WASHINGTON — The National Transportation Safety Board said on Tuesday that “deep underlying” system failures and flaws led to a deadly collision in Washington, D.C., nearly a year ago that killed 67 people.
The Jan. 29, 2025, collision near Reagan National Airport was the deadliest commercial aviation accident in the United States in more than two decades, CNN reported.
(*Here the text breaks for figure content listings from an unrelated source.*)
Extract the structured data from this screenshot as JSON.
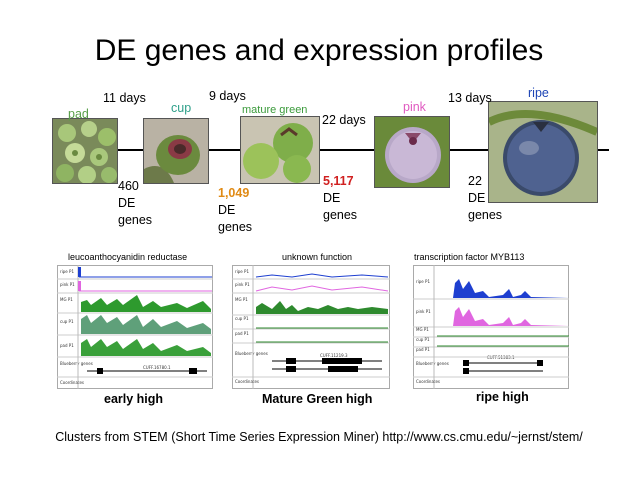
{
  "title": "DE genes and expression profiles",
  "colors": {
    "pad": "#5aa04a",
    "cup": "#2fa08a",
    "mature_green": "#3a9a3a",
    "pink": "#e05ac0",
    "ripe": "#1e45b5",
    "de_1049": "#e08a14",
    "de_5117": "#d02020",
    "ripe_track": "#1e3fd0",
    "pink_track": "#e066e0",
    "green_track": "#2e8a2e"
  },
  "stages": {
    "pad": "pad",
    "cup": "cup",
    "mature_green": "mature green",
    "pink": "pink",
    "ripe": "ripe"
  },
  "intervals": {
    "d1": "11 days",
    "d2": "9 days",
    "d3": "22 days",
    "d4": "13 days"
  },
  "de_counts": {
    "c1": {
      "value": "460",
      "l1": "DE",
      "l2": "genes"
    },
    "c2": {
      "value": "1,049",
      "l1": "DE",
      "l2": "genes"
    },
    "c3": {
      "value": "5,117",
      "l1": "DE",
      "l2": "genes"
    },
    "c4": {
      "value": "22",
      "l1": "DE",
      "l2": "genes"
    }
  },
  "panels": [
    {
      "label": "leucoanthocyanidin reductase",
      "caption": "early high",
      "gene_id": "CUFF.16780.1"
    },
    {
      "label": "unknown function",
      "caption": "Mature Green high",
      "gene_id": "CUFF.11219.3"
    },
    {
      "label": "transcription factor MYB113",
      "caption": "ripe high",
      "gene_id": "CUFF.51383.1"
    }
  ],
  "track_labels": {
    "ripe": "ripe P1",
    "pink": "pink P1",
    "mg": "MG P1",
    "cup": "cup P1",
    "pad": "pad P1",
    "blueberry": "Blueberry genes",
    "coords": "Coordinates"
  },
  "footer": "Clusters from STEM (Short Time Series Expression Miner) http://www.cs.cmu.edu/~jernst/stem/"
}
An Army Black Hawk helicopter and an American Airlines regional aircraft collided and plunged into the icy Potomac River.
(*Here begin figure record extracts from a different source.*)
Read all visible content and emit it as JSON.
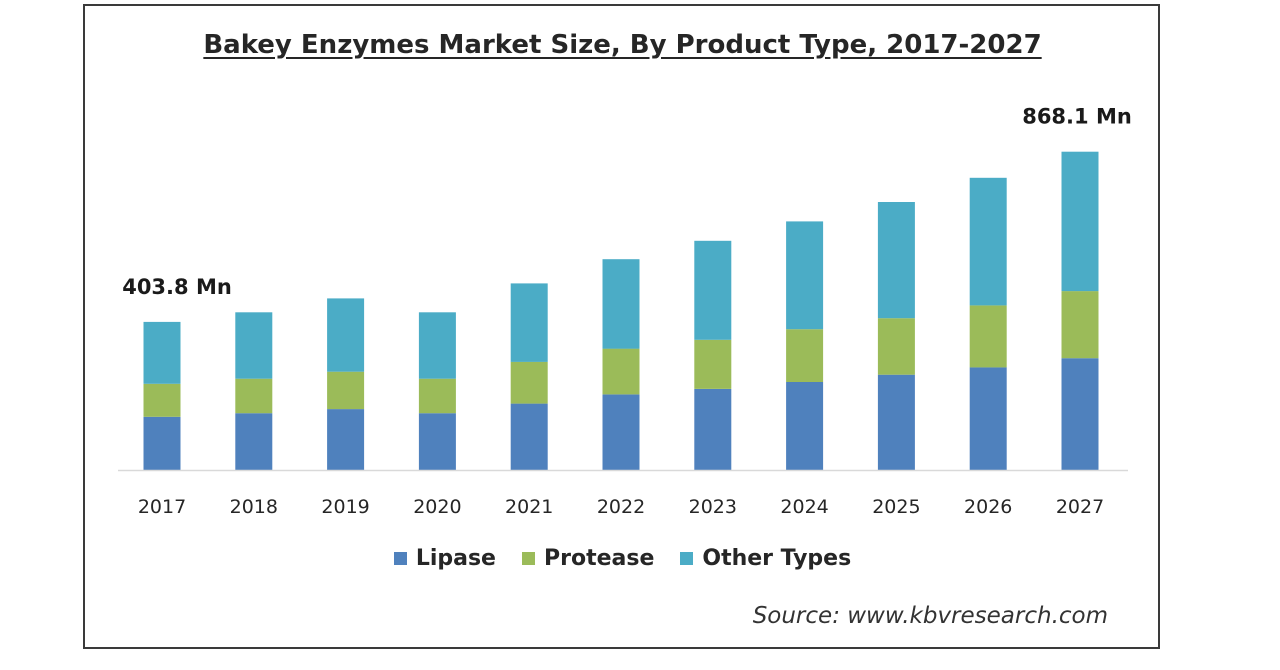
{
  "chart_data": {
    "type": "bar",
    "stacked": true,
    "title": "Bakey Enzymes Market Size, By Product Type, 2017-2027",
    "categories": [
      "2017",
      "2018",
      "2019",
      "2020",
      "2021",
      "2022",
      "2023",
      "2024",
      "2025",
      "2026",
      "2027"
    ],
    "series": [
      {
        "name": "Lipase",
        "color": "#4f81bd",
        "values": [
          145,
          155,
          166,
          155,
          181,
          206,
          221,
          240,
          260,
          280,
          305
        ]
      },
      {
        "name": "Protease",
        "color": "#9bbb59",
        "values": [
          90,
          94,
          102,
          94,
          114,
          125,
          134,
          144,
          154,
          169,
          183
        ]
      },
      {
        "name": "Other Types",
        "color": "#4bacc6",
        "values": [
          168.8,
          181,
          200,
          181,
          214,
          244,
          270,
          294,
          317,
          348,
          380.1
        ]
      }
    ],
    "annotations": [
      {
        "category": "2017",
        "text": "403.8 Mn"
      },
      {
        "category": "2027",
        "text": "868.1 Mn"
      }
    ],
    "legend_position": "bottom",
    "grid": false,
    "ylim": [
      0,
      900
    ],
    "source": "Source: www.kbvresearch.com"
  }
}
— NTSB Newsroom (@NTSB_Newsroom) January 27, 2026
“Concerns were raised repeatedly, went unheard, squashed … stuck in red tape and bureaucracy,” NTSB chair Jennifer Homendy said during a hearing to announce the agency’s findings on the causes of the crash. “Deep underlying systemic failures, system flaws, aligned to create the conditions that led to this devastating tragedy.”
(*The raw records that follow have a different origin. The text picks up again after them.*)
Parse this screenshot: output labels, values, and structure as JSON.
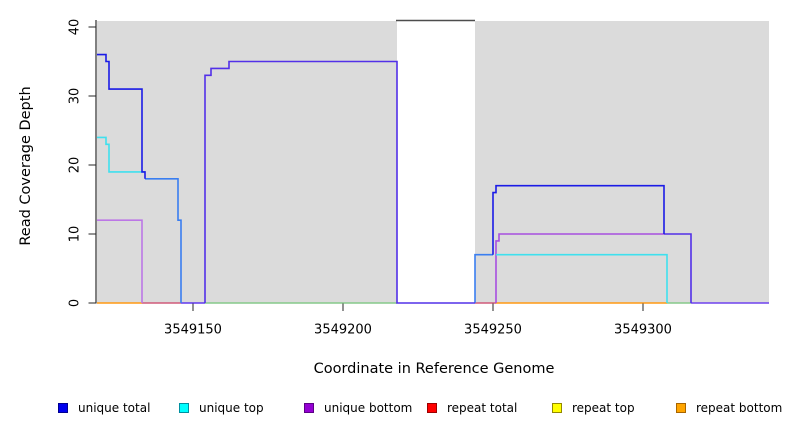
{
  "chart_data": {
    "type": "line",
    "title": "",
    "xlabel": "Coordinate in Reference Genome",
    "ylabel": "Read Coverage Depth",
    "x_ticks": [
      {
        "value": 3549150,
        "label": "3549150"
      },
      {
        "value": 3549200,
        "label": "3549200"
      },
      {
        "value": 3549250,
        "label": "3549250"
      },
      {
        "value": 3549300,
        "label": "3549300"
      }
    ],
    "y_ticks": [
      {
        "value": 0,
        "label": "0"
      },
      {
        "value": 10,
        "label": "10"
      },
      {
        "value": 20,
        "label": "20"
      },
      {
        "value": 30,
        "label": "30"
      },
      {
        "value": 40,
        "label": "40"
      }
    ],
    "xlim": [
      3549118,
      3549342
    ],
    "ylim": [
      0,
      41
    ],
    "grid": false,
    "legend_position": "bottom",
    "shaded_regions": [
      [
        3549118,
        3549218
      ],
      [
        3549244,
        3549342
      ]
    ],
    "shade_color": "#dbdbdb",
    "gap_top_rule": {
      "from": 3549218,
      "to": 3549244,
      "color": "#4d4d4d"
    },
    "series": [
      {
        "name": "unique total",
        "color": "#0000ff",
        "step_points": [
          [
            3549118,
            36
          ],
          [
            3549121,
            35
          ],
          [
            3549122,
            31
          ],
          [
            3549133,
            19
          ],
          [
            3549134,
            18
          ],
          [
            3549145,
            12
          ],
          [
            3549146,
            0
          ],
          [
            3549154,
            33
          ],
          [
            3549156,
            34
          ],
          [
            3549162,
            35
          ],
          [
            3549218,
            0
          ],
          [
            3549244,
            7
          ],
          [
            3549250,
            16
          ],
          [
            3549251,
            17
          ],
          [
            3549307,
            10
          ],
          [
            3549316,
            0
          ],
          [
            3549342,
            0
          ]
        ]
      },
      {
        "name": "unique top",
        "color": "#00ffff",
        "step_points": [
          [
            3549118,
            24
          ],
          [
            3549121,
            23
          ],
          [
            3549122,
            19
          ],
          [
            3549134,
            18
          ],
          [
            3549145,
            12
          ],
          [
            3549146,
            0
          ],
          [
            3549244,
            7
          ],
          [
            3549308,
            0
          ],
          [
            3549342,
            0
          ]
        ]
      },
      {
        "name": "unique bottom",
        "color": "#9400d3",
        "step_points": [
          [
            3549118,
            12
          ],
          [
            3549133,
            0
          ],
          [
            3549251,
            9
          ],
          [
            3549252,
            10
          ],
          [
            3549316,
            0
          ],
          [
            3549342,
            0
          ]
        ]
      },
      {
        "name": "repeat total",
        "color": "#ff0000",
        "intervals_at_zero": [
          [
            3549133,
            3549146
          ],
          [
            3549244,
            3549251
          ]
        ]
      },
      {
        "name": "repeat top",
        "color": "#ffff00",
        "intervals_at_zero": [
          [
            3549154,
            3549218
          ],
          [
            3549308,
            3549316
          ]
        ]
      },
      {
        "name": "repeat bottom",
        "color": "#ffa500",
        "intervals_at_zero": [
          [
            3549118,
            3549133
          ],
          [
            3549251,
            3549308
          ]
        ]
      }
    ],
    "visible_segments": [
      {
        "id": "orange-zero-left",
        "color": "#ff9913",
        "points": [
          [
            3549118,
            0
          ],
          [
            3549133,
            0
          ]
        ]
      },
      {
        "id": "crimson-zero-1",
        "color": "#d05a7a",
        "points": [
          [
            3549133,
            0
          ],
          [
            3549146,
            0
          ]
        ]
      },
      {
        "id": "green-zero-1",
        "color": "#86c98a",
        "points": [
          [
            3549154,
            0
          ],
          [
            3549218,
            0
          ]
        ]
      },
      {
        "id": "crimson-zero-2",
        "color": "#d05a7a",
        "points": [
          [
            3549244,
            0
          ],
          [
            3549251,
            0
          ]
        ]
      },
      {
        "id": "orange-zero-right",
        "color": "#ff9913",
        "points": [
          [
            3549251,
            0
          ],
          [
            3549308,
            0
          ]
        ]
      },
      {
        "id": "green-zero-2",
        "color": "#86c98a",
        "points": [
          [
            3549308,
            0
          ],
          [
            3549316,
            0
          ]
        ]
      },
      {
        "id": "violet-zero-1",
        "color": "#6038ee",
        "points": [
          [
            3549146,
            0
          ],
          [
            3549154,
            0
          ]
        ]
      },
      {
        "id": "violet-zero-2",
        "color": "#6f42ee",
        "points": [
          [
            3549316,
            0
          ],
          [
            3549342,
            0
          ]
        ]
      },
      {
        "id": "purple-left",
        "color": "#bc77e6",
        "points": [
          [
            3549118,
            12
          ],
          [
            3549133,
            12
          ],
          [
            3549133,
            0
          ]
        ]
      },
      {
        "id": "cyan-left",
        "color": "#3fe0ee",
        "points": [
          [
            3549118,
            24
          ],
          [
            3549121,
            24
          ],
          [
            3549121,
            23
          ],
          [
            3549122,
            23
          ],
          [
            3549122,
            19
          ],
          [
            3549134,
            19
          ]
        ]
      },
      {
        "id": "purple-right",
        "color": "#a74fe0",
        "points": [
          [
            3549251,
            0
          ],
          [
            3549251,
            9
          ],
          [
            3549252,
            9
          ],
          [
            3549252,
            10
          ],
          [
            3549307,
            10
          ]
        ]
      },
      {
        "id": "cyan-right",
        "color": "#3fe0ee",
        "points": [
          [
            3549251,
            7
          ],
          [
            3549308,
            7
          ],
          [
            3549308,
            0
          ]
        ]
      },
      {
        "id": "blend-blue-cyan-1",
        "color": "#3a7ef0",
        "points": [
          [
            3549134,
            18
          ],
          [
            3549145,
            18
          ],
          [
            3549145,
            12
          ],
          [
            3549146,
            12
          ],
          [
            3549146,
            0
          ]
        ]
      },
      {
        "id": "blend-blue-cyan-2",
        "color": "#3a7ef0",
        "points": [
          [
            3549244,
            0
          ],
          [
            3549244,
            7
          ],
          [
            3549250,
            7
          ]
        ]
      },
      {
        "id": "blend-blue-purple-10",
        "color": "#5230e8",
        "points": [
          [
            3549307,
            10
          ],
          [
            3549316,
            10
          ],
          [
            3549316,
            0
          ]
        ]
      },
      {
        "id": "blue-left",
        "color": "#1b1be6",
        "points": [
          [
            3549118,
            36
          ],
          [
            3549121,
            36
          ],
          [
            3549121,
            35
          ],
          [
            3549122,
            35
          ],
          [
            3549122,
            31
          ],
          [
            3549133,
            31
          ],
          [
            3549133,
            19
          ],
          [
            3549134,
            19
          ],
          [
            3549134,
            18
          ]
        ]
      },
      {
        "id": "blue-right",
        "color": "#1b1be6",
        "points": [
          [
            3549250,
            7
          ],
          [
            3549250,
            16
          ],
          [
            3549251,
            16
          ],
          [
            3549251,
            17
          ],
          [
            3549307,
            17
          ],
          [
            3549307,
            10
          ]
        ]
      },
      {
        "id": "blend-blue-purple-35",
        "color": "#5230e8",
        "points": [
          [
            3549154,
            0
          ],
          [
            3549154,
            33
          ],
          [
            3549156,
            33
          ],
          [
            3549156,
            34
          ],
          [
            3549162,
            34
          ],
          [
            3549162,
            35
          ],
          [
            3549218,
            35
          ],
          [
            3549218,
            0
          ],
          [
            3549244,
            0
          ]
        ]
      }
    ]
  },
  "legend": {
    "items": [
      {
        "label": "unique total",
        "fill": "#0000ee",
        "border": "#000090"
      },
      {
        "label": "unique top",
        "fill": "#00ffff",
        "border": "#0090a0"
      },
      {
        "label": "unique bottom",
        "fill": "#9400d3",
        "border": "#5c0086"
      },
      {
        "label": "repeat total",
        "fill": "#ff0000",
        "border": "#9c0000"
      },
      {
        "label": "repeat top",
        "fill": "#ffff00",
        "border": "#938900"
      },
      {
        "label": "repeat bottom",
        "fill": "#ffa500",
        "border": "#a86500"
      }
    ]
  }
}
Sixty-four passengers and crew members aboard the jet died, along with three soldiers on the helicopter.
Hormedy also said there were “failures of entire organizations to evaluate and act on readily available data, heed repeated recommendations, and foster robust safety cultures.”
On Wednesday, family members will gather at an event to honor the people who died from the collision and the first responders who aided with recovery efforts, The Washington Post reported.
The briefing was the most detailed account of the crash so far and offered specific details about how the two aircraft collided. The helicopter’s rotor blades hit under the jet, severing a wing and causing both aircraft to crash into the river, according to the newspaper.
Lead investigator Brice Banning said an air-traffic controller was handling six airplanes and five helicopters when the crash occurred, The Associated Press reported.
However, “airplane communications were only heard in other airplanes, and helicopter communications were only heard in other helicopters,” the NTSB said.
Homendy criticized the Federal Aviation Administration for not addressing the dangers of the proximity of the two routes, despite years of warnings from pilots navigating the routes, the Post reported.
“How is it that no one, absolutely no one in the FAA did the work to figure out there was only 75 feet — at best — 75 feet of vertical separation between a helicopter on Route 4 and an airplane landing on runway 33?” Hormendy said.